Apple Forecasts Strong Revenue Despite Rising Tariff Costs
SAN FRANCISCO
Apple is expected to deliver stronger-than-anticipated revenue for the quarter ending in September, sending its shares higher even as CEO Tim Cook warned of escalating tariff expenses. The company posted nearly 10% year-on-year growth in the June quarter, with revenue reaching approximately $94.04 billion—surpassing analyst projections by over $4 billion and marking its best quarterly beat in years. iPhone sales surged 13.5% to about $44.6 billion, largely fueled by consumers rushing purchases ahead of anticipated tariff hikes. Meanwhile, sales in Greater China climbed to $15.4 billion, benefiting from government subsidies and renewed consumer enthusiasm.
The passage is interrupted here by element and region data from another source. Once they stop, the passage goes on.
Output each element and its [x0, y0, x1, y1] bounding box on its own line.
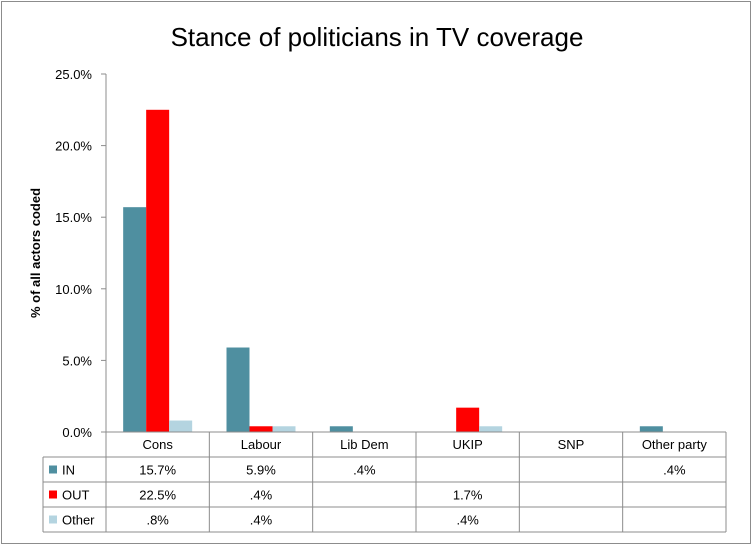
- legend-label: OUT: [62, 488, 90, 503]
- legend-key-out: [49, 490, 57, 499]
- y-tick-label: 5.0%: [62, 353, 92, 368]
- x-tick-label: Lib Dem: [340, 437, 388, 452]
- x-tick-label: Other party: [642, 437, 708, 452]
- x-tick-label: SNP: [558, 437, 585, 452]
- bar-out-ukip: [456, 407, 480, 432]
- bar-other-ukip: [479, 426, 503, 432]
- x-tick-label: Cons: [142, 437, 173, 452]
- legend-label: Other: [62, 513, 95, 528]
- data-label: 1.7%: [453, 488, 483, 503]
- legend-key-other: [49, 515, 57, 524]
- bar-out-cons: [146, 109, 170, 433]
- bar-in-other-party: [639, 426, 663, 432]
- bar-out-labour: [249, 426, 273, 432]
- legend-key-in: [49, 465, 57, 474]
- y-tick-label: 0.0%: [62, 425, 92, 440]
- y-tick-label: 10.0%: [55, 282, 92, 297]
- chart-title: Stance of politicians in TV coverage: [171, 22, 584, 52]
- bar-in-cons: [123, 207, 147, 432]
- data-label: .4%: [250, 488, 273, 503]
- x-tick-label: Labour: [241, 437, 282, 452]
- y-tick-label: 25.0%: [55, 67, 92, 82]
- data-label: .4%: [250, 513, 273, 528]
- data-label: .4%: [353, 463, 376, 478]
- y-tick-label: 20.0%: [55, 139, 92, 154]
- bar-in-lib-dem: [329, 426, 353, 432]
- data-label: 22.5%: [139, 488, 176, 503]
- bar-other-labour: [272, 426, 296, 432]
- bars: [123, 109, 663, 433]
- bar-other-cons: [169, 420, 193, 432]
- x-tick-label: UKIP: [452, 437, 482, 452]
- legend-label: IN: [62, 463, 75, 478]
- data-table: Cons Labour Lib Dem UKIP SNP Other party IN 15.…: [42, 431, 727, 533]
- axes: 0.0% 5.0% 10.0% 15.0% 20.0% 25.0%: [55, 67, 107, 440]
- data-label: .4%: [663, 463, 686, 478]
- data-label: 15.7%: [139, 463, 176, 478]
- data-label: .8%: [146, 513, 169, 528]
- y-tick-label: 15.0%: [55, 210, 92, 225]
- bar-in-labour: [226, 347, 250, 432]
- data-label: .4%: [456, 513, 479, 528]
- y-axis-label: % of all actors coded: [28, 188, 43, 318]
- data-label: 5.9%: [246, 463, 276, 478]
For the upcoming quarter, Apple cautioned that new U.S. tariffs are expected to add $1.1 billion to its costs—on top of the $800 million hit in the June quarter. Despite this warning, the company projected mid‑ to high‑single‑digit revenue growth, signaling continued confidence in demand and market resilience.
Investors responded positively: Apple shares rose about 1.5% in Frankfurt and roughly 3% in U.S. after-hours trading, reflecting market faith in the tech giant’s outlook.
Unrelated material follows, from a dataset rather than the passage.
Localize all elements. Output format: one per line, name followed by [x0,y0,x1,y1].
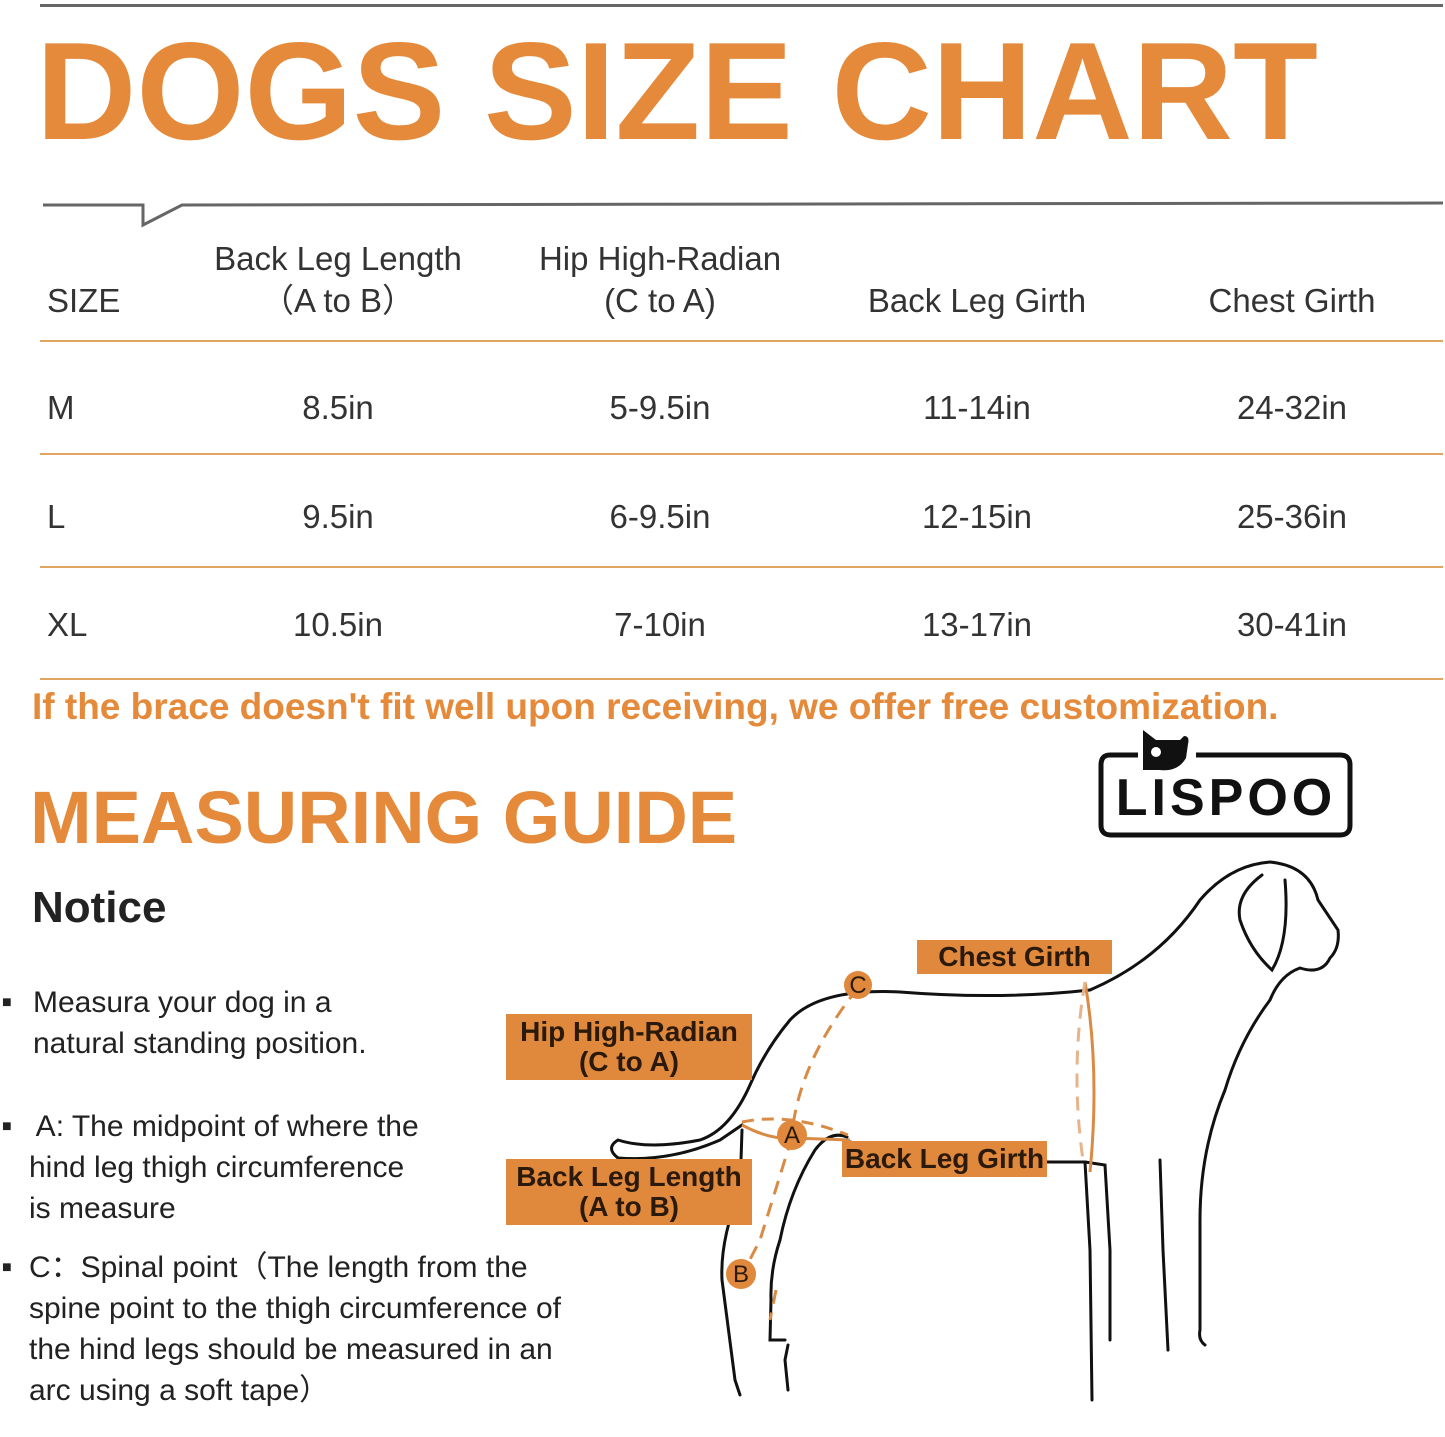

Apple’s margin performance also exceeded expectations, and its services division generated $27.4 billion in revenue—outpacing forecasts—while wearable sales underperformed. CFO Tim Cook emphasized ongoing investment in AI, including personalization features for Siri and infrastructure expansion. Apple is also mitigating tariff impact by shifting more production to India and Vietnam, though delays in AI strategy and competitive pressure could cloud future prospects.